A fé não depende de pertencer a uma religião específica, mas sim de uma convicção íntima e racional. Ela não pode ser imposta, mas adquirida por quem a busca sinceramente. O Espiritismo, por exemplo, convida ao exame racional e não impõe crenças.

3. Fé Cega x Fé Raciocinada

A fé cega aceita tudo sem questionar, podendo levar ao fanatismo e ao erro. Já a fé raciocinada se baseia na razão, examina e busca a verdade, sendo mais sólida e duradoura.

4. A Fé Espírita

O Espiritismo valoriza a razão como reflexo da razão divina. Fé e razão devem caminhar juntas, ampliando horizontes e proporcionando paz interior. A filosofia espírita oferece uma crença robusta, racional, baseada no conhecimento do mundo invisível e na confiança em leis superiores de justiça e progresso.

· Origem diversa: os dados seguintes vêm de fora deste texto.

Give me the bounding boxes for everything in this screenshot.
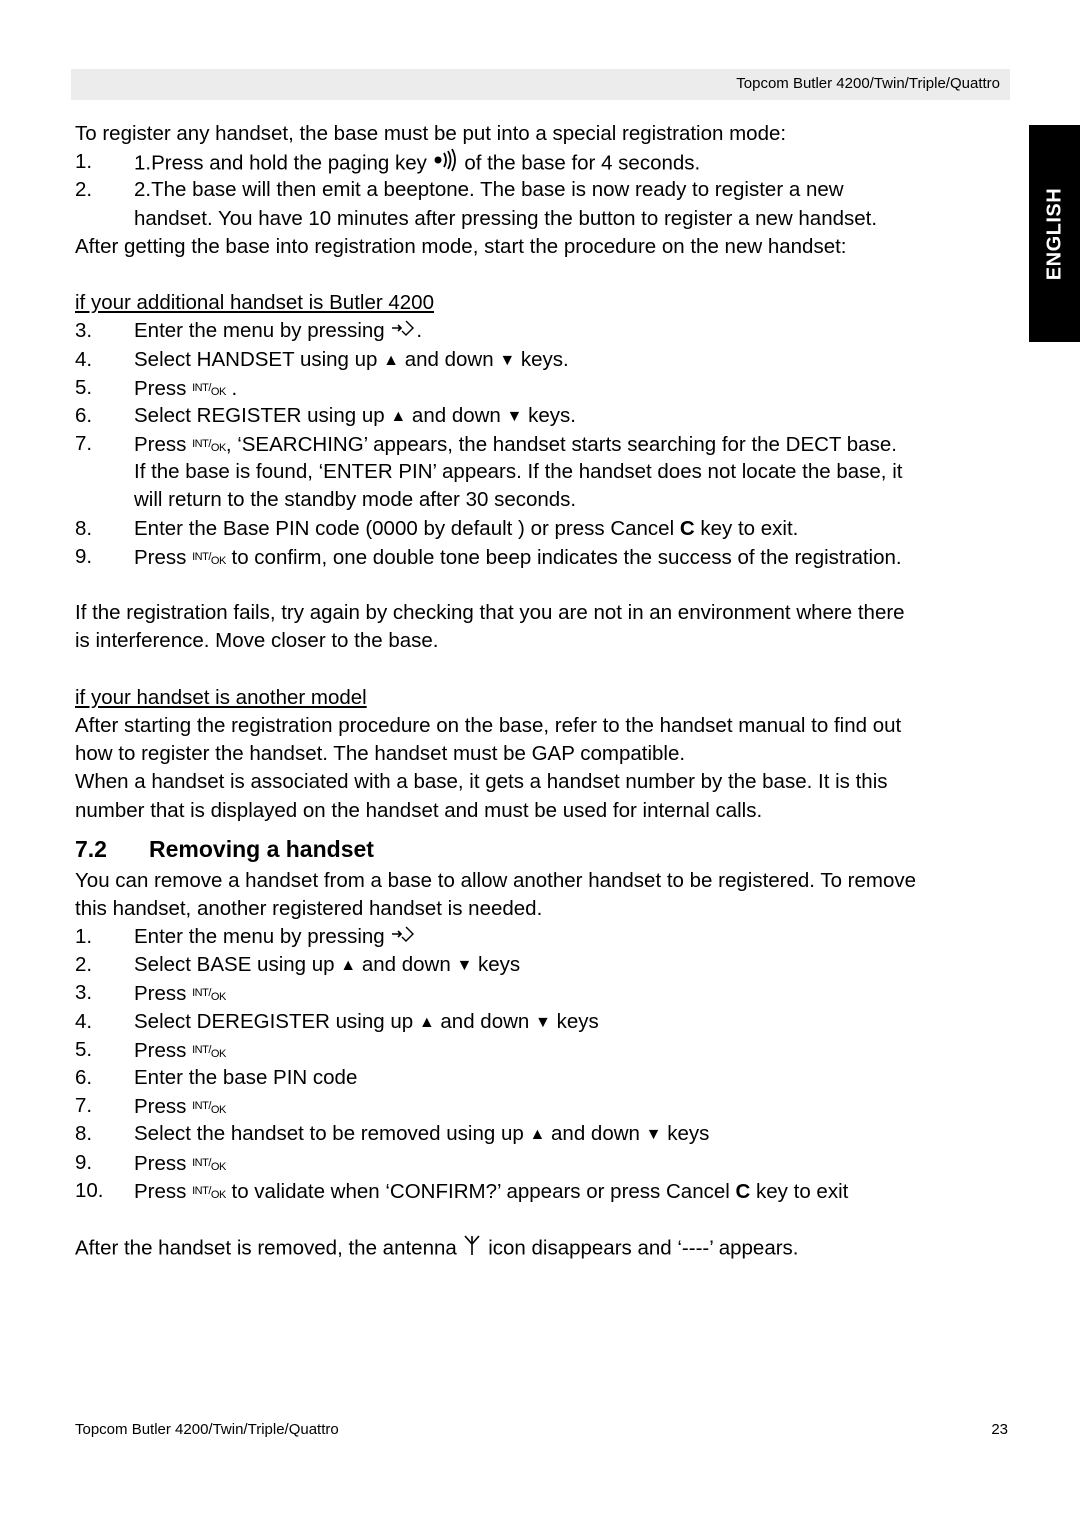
fail-text: If the registration fails, try again by …: [75, 601, 905, 625]
base-step-2: 2. 2.The base will then emit a beeptone.…: [75, 178, 844, 202]
cancel-key-label: C: [735, 1179, 751, 1203]
cancel-key-label: C: [679, 516, 695, 540]
remove-step-10: 10. Press INT/OK to validate when ‘CONFI…: [75, 1178, 849, 1203]
register-step-8: 8. Enter the Base PIN code (0000 by defa…: [75, 516, 799, 540]
down-arrow-icon: ▼: [506, 407, 523, 425]
intro-text: To register any handset, the base must b…: [75, 122, 787, 145]
up-arrow-icon: ▲: [529, 1126, 546, 1144]
base-step-2-cont: handset. You have 10 minutes after press…: [134, 206, 878, 230]
up-arrow-icon: ▲: [383, 351, 400, 369]
int-ok-key-icon: INT/OK: [192, 438, 226, 455]
down-arrow-icon: ▼: [535, 1013, 551, 1031]
down-arrow-icon: ▼: [499, 351, 516, 369]
final-text: After the handset is removed, the antenn…: [75, 1233, 1010, 1261]
register-step-9: 9. Press INT/OK to confirm, one double t…: [75, 544, 902, 569]
base-step-1: 1. 1.Press and hold the paging key of th…: [75, 148, 1010, 176]
remove-step-4: 4. Select DEREGISTER using up ▲ and down…: [75, 1009, 599, 1033]
page-header: Topcom Butler 4200/Twin/Triple/Quattro: [71, 69, 1010, 100]
int-ok-key-icon: INT/OK: [192, 550, 226, 567]
remove-step-9: 9. Press INT/OK: [75, 1150, 226, 1175]
remove-step-8: 8. Select the handset to be removed usin…: [75, 1122, 710, 1146]
int-ok-key-icon: INT/OK: [192, 1043, 226, 1060]
register-step-6: 6. Select REGISTER using up ▲ and down ▼…: [75, 403, 576, 427]
butler-subheading: if your additional handset is Butler 420…: [75, 291, 434, 315]
page-number: 23: [991, 1421, 1008, 1438]
remove-step-3: 3. Press INT/OK: [75, 981, 226, 1006]
header-title: Topcom Butler 4200/Twin/Triple/Quattro: [736, 75, 1000, 92]
document-body: To register any handset, the base must b…: [75, 120, 1010, 1261]
language-tab-label: ENGLISH: [1043, 187, 1065, 280]
remove-step-1: 1. Enter the menu by pressing: [75, 923, 1010, 951]
remove-intro: You can remove a handset from a base to …: [75, 868, 917, 892]
remove-step-2: 2. Select BASE using up ▲ and down ▼ key…: [75, 953, 521, 977]
register-step-3: 3. Enter the menu by pressing .: [75, 317, 1010, 345]
register-step-7: 7. Press INT/OK, ‘SEARCHING’ appears, th…: [75, 432, 897, 457]
other-model-text: After starting the registration procedur…: [75, 713, 902, 737]
menu-key-icon: [390, 318, 416, 346]
menu-key-icon: [390, 924, 416, 952]
section-heading: 7.2 Removing a handset: [75, 835, 374, 862]
antenna-icon: [462, 1233, 482, 1265]
int-ok-key-icon: INT/OK: [192, 987, 226, 1004]
int-ok-key-icon: INT/OK: [192, 1156, 226, 1173]
up-arrow-icon: ▲: [340, 957, 357, 975]
int-ok-key-icon: INT/OK: [192, 1100, 226, 1117]
int-ok-key-icon: INT/OK: [192, 1184, 226, 1201]
after-base-text: After getting the base into registration…: [75, 234, 847, 258]
other-model-subheading: if your handset is another model: [75, 685, 367, 709]
down-arrow-icon: ▼: [456, 957, 473, 975]
register-step-4: 4. Select HANDSET using up ▲ and down ▼ …: [75, 347, 569, 371]
register-step-5: 5. Press INT/OK .: [75, 375, 238, 400]
down-arrow-icon: ▼: [645, 1126, 662, 1144]
remove-step-7: 7. Press INT/OK: [75, 1094, 226, 1119]
language-tab: ENGLISH: [1029, 125, 1080, 342]
up-arrow-icon: ▲: [390, 407, 407, 425]
footer-title: Topcom Butler 4200/Twin/Triple/Quattro: [75, 1421, 339, 1438]
remove-step-5: 5. Press INT/OK: [75, 1037, 226, 1062]
int-ok-key-icon: INT/OK: [192, 381, 226, 398]
remove-step-6: 6. Enter the base PIN code: [75, 1066, 358, 1089]
up-arrow-icon: ▲: [418, 1013, 435, 1031]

5. Fé que Remove Montanhas

A expressão “remover montanhas” é explicada a partir do episódio bíblico em que Jesus fala sobre a fé do tamanho de um grão de mostarda. As “montanhas” simbolizam dificuldades, resistências, preconceitos, interesses materiais, egoísmo, fanatismo e paixões orgulhosas.

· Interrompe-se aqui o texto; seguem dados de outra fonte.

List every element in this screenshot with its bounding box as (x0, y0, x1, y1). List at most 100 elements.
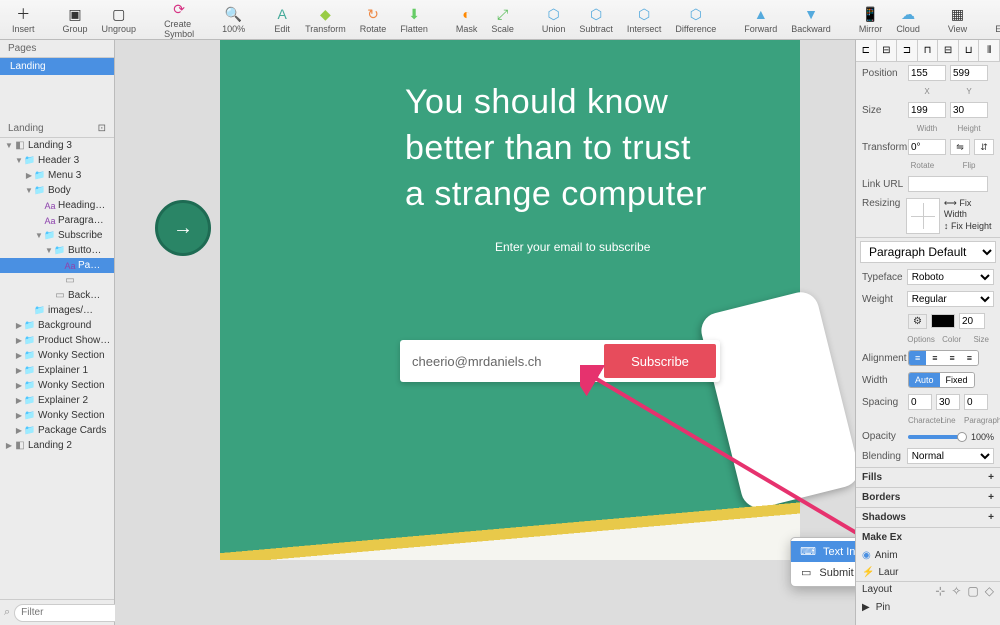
layer-row[interactable]: ▭ (0, 273, 114, 288)
add-shadow-icon[interactable]: + (988, 512, 994, 523)
mask-button[interactable]: ◐Mask (450, 3, 484, 36)
disclosure-icon[interactable]: ▶ (14, 426, 24, 435)
layer-row[interactable]: ▶Wonky Section (0, 348, 114, 363)
typeface-select[interactable]: Roboto (907, 269, 994, 285)
resizing-control[interactable] (906, 198, 940, 234)
artboard-nav-icon[interactable]: ⊡ (98, 123, 106, 134)
text-options-button[interactable]: ⚙ (908, 314, 927, 329)
blending-select[interactable]: Normal (907, 448, 994, 464)
launch-row[interactable]: ⚡ Laur (856, 564, 1000, 581)
ctx-submit-button[interactable]: ▭Submit Button (791, 562, 855, 583)
text-style-select[interactable]: Paragraph Default (860, 241, 996, 263)
distribute-button[interactable]: ⫴ (979, 40, 1000, 61)
para-spacing-input[interactable] (964, 394, 988, 410)
canvas[interactable]: → You should know better than to trust a… (115, 40, 855, 625)
align-hcenter-button[interactable]: ⊟ (877, 40, 898, 61)
subtract-button[interactable]: ⬡Subtract (573, 3, 619, 36)
subscribe-form[interactable]: Subscribe (400, 340, 720, 382)
backward-button[interactable]: ▼Backward (785, 3, 837, 36)
rotate-button[interactable]: ↻Rotate (354, 3, 393, 36)
layer-row[interactable]: ▶◧Landing 2 (0, 438, 114, 453)
disclosure-icon[interactable]: ▶ (4, 441, 14, 450)
layer-row[interactable]: ▶Package Cards (0, 423, 114, 438)
add-fill-icon[interactable]: + (988, 472, 994, 483)
fills-header[interactable]: Fills+ (856, 467, 1000, 487)
disclosure-icon[interactable]: ▶ (14, 336, 24, 345)
width-auto[interactable]: Auto (909, 373, 940, 387)
disclosure-icon[interactable]: ▼ (4, 141, 14, 150)
align-text-left[interactable]: ≡ (909, 351, 926, 365)
borders-header[interactable]: Borders+ (856, 487, 1000, 507)
layer-row[interactable]: ▼Header 3 (0, 153, 114, 168)
layer-row[interactable]: ▶Background (0, 318, 114, 333)
group-button[interactable]: ▣Group (57, 3, 94, 36)
pin-tool-icon[interactable]: ⊹ (935, 584, 945, 598)
page-item[interactable]: Landing (0, 58, 114, 75)
layer-row[interactable]: ▶Explainer 1 (0, 363, 114, 378)
align-top-button[interactable]: ⊓ (918, 40, 939, 61)
align-text-center[interactable]: ≡ (926, 351, 943, 365)
layer-row[interactable]: AaHeading… (0, 198, 114, 213)
ungroup-button[interactable]: ▢Ungroup (96, 3, 143, 36)
disclosure-icon[interactable]: ▶ (24, 171, 34, 180)
insert-button[interactable]: ＋Insert (6, 3, 41, 36)
disclosure-icon[interactable]: ▼ (34, 231, 44, 240)
disclosure-icon[interactable]: ▶ (14, 396, 24, 405)
headline-text[interactable]: You should know better than to trust a s… (405, 80, 707, 218)
shadows-header[interactable]: Shadows+ (856, 507, 1000, 527)
scale-button[interactable]: ⤢Scale (485, 3, 520, 36)
intersect-button[interactable]: ⬡Intersect (621, 3, 668, 36)
opacity-slider[interactable] (908, 435, 963, 439)
layer-row[interactable]: ▶Wonky Section (0, 408, 114, 423)
layer-row[interactable]: ▼Body (0, 183, 114, 198)
line-spacing-input[interactable] (936, 394, 960, 410)
add-border-icon[interactable]: + (988, 492, 994, 503)
disclosure-icon[interactable]: ▶ (14, 351, 24, 360)
make-exportable-header[interactable]: Make Ex (856, 527, 1000, 547)
difference-button[interactable]: ⬡Difference (669, 3, 722, 36)
ctx-text-input[interactable]: ⌨Text Input (791, 541, 855, 562)
flatten-button[interactable]: ⬇Flatten (394, 3, 434, 36)
layer-row[interactable]: images/… (0, 303, 114, 318)
disclosure-icon[interactable]: ▼ (44, 246, 54, 255)
anim-row[interactable]: ◉ Anim (856, 547, 1000, 564)
layer-row[interactable]: ▼Butto… (0, 243, 114, 258)
layer-row[interactable]: ▭Back… (0, 288, 114, 303)
mirror-button[interactable]: 📱Mirror (853, 3, 889, 36)
align-text-right[interactable]: ≡ (944, 351, 961, 365)
layer-row[interactable]: ▼◧Landing 3 (0, 138, 114, 153)
layer-row[interactable]: ▶Menu 3 (0, 168, 114, 183)
arrow-circle-button[interactable]: → (155, 200, 211, 256)
width-fixed[interactable]: Fixed (940, 373, 974, 387)
create-symbol-button[interactable]: ⟳Create Symbol (158, 0, 200, 41)
cloud-button[interactable]: ☁Cloud (890, 3, 926, 36)
subscribe-button[interactable]: Subscribe (604, 344, 716, 378)
union-button[interactable]: ⬡Union (536, 3, 572, 36)
forward-button[interactable]: ▲Forward (738, 3, 783, 36)
y-input[interactable] (950, 65, 988, 81)
disclosure-icon[interactable]: ▼ (14, 156, 24, 165)
flip-h-button[interactable]: ⇋ (950, 139, 970, 155)
email-input[interactable] (404, 354, 604, 369)
edit-button[interactable]: AEdit (267, 3, 297, 36)
transform-button[interactable]: ◆Transform (299, 3, 352, 36)
fix-width-toggle[interactable]: ⟷ Fix Width (944, 198, 994, 219)
char-spacing-input[interactable] (908, 394, 932, 410)
font-size-input[interactable] (959, 313, 985, 329)
layers-header[interactable]: Landing⊡ (0, 120, 114, 138)
disclosure-icon[interactable]: ▶ (14, 366, 24, 375)
align-vcenter-button[interactable]: ⊟ (938, 40, 959, 61)
export-button[interactable]: ⬆Export (989, 3, 1000, 36)
subhead-text[interactable]: Enter your email to subscribe (495, 240, 650, 254)
fix-height-toggle[interactable]: ↕ Fix Height (944, 221, 994, 231)
layer-row[interactable]: AaParagra… (0, 213, 114, 228)
layer-row[interactable]: ▶Explainer 2 (0, 393, 114, 408)
pin-disclosure[interactable]: ▶ (862, 602, 870, 613)
align-right-button[interactable]: ⊐ (897, 40, 918, 61)
pin-tool2-icon[interactable]: ✧ (951, 584, 961, 598)
pin-tool3-icon[interactable]: ▢ (967, 584, 978, 598)
align-left-button[interactable]: ⊏ (856, 40, 877, 61)
text-color-swatch[interactable] (931, 314, 955, 328)
disclosure-icon[interactable]: ▶ (14, 381, 24, 390)
align-bottom-button[interactable]: ⊔ (959, 40, 980, 61)
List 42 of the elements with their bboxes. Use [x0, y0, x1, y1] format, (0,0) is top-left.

6. Características da Fé Robusta

A fé robusta traz perseverança, energia e recursos para superar obstáculos. Suas principais características são:

*   Sinceridade, paciência e calma
*   Confiança profunda, independente das circunstâncias
*   Capacidade de questionar e crescer com dúvidas honestas
*   Perseverança diante das crises
*   Humildade para reconhecer limites e aceitar mistérios

7. Fé e Obras

A verdadeira fé é ativa e se manifesta em ações e transformação moral. Crer sem praticar o bem é uma fé incompleta. Fé, esperança e caridade formam uma tríade inseparável.

8. Parábola da Figueira Seca

O episódio bíblico da figueira seca reforça a importância da fé ativa e confiante, capaz de realizar o impossível quando não há dúvidas no coração.

9. Mensagem Final

A fé verdadeira não é aceitar cegamente, mas confiar profundamente. Ela fortalece o espírito, dá coragem para enfrentar dificuldades e transforma a forma como lidamos com os desafios. A fé não destrói as “montanhas”, mas eleva o ser humano acima delas.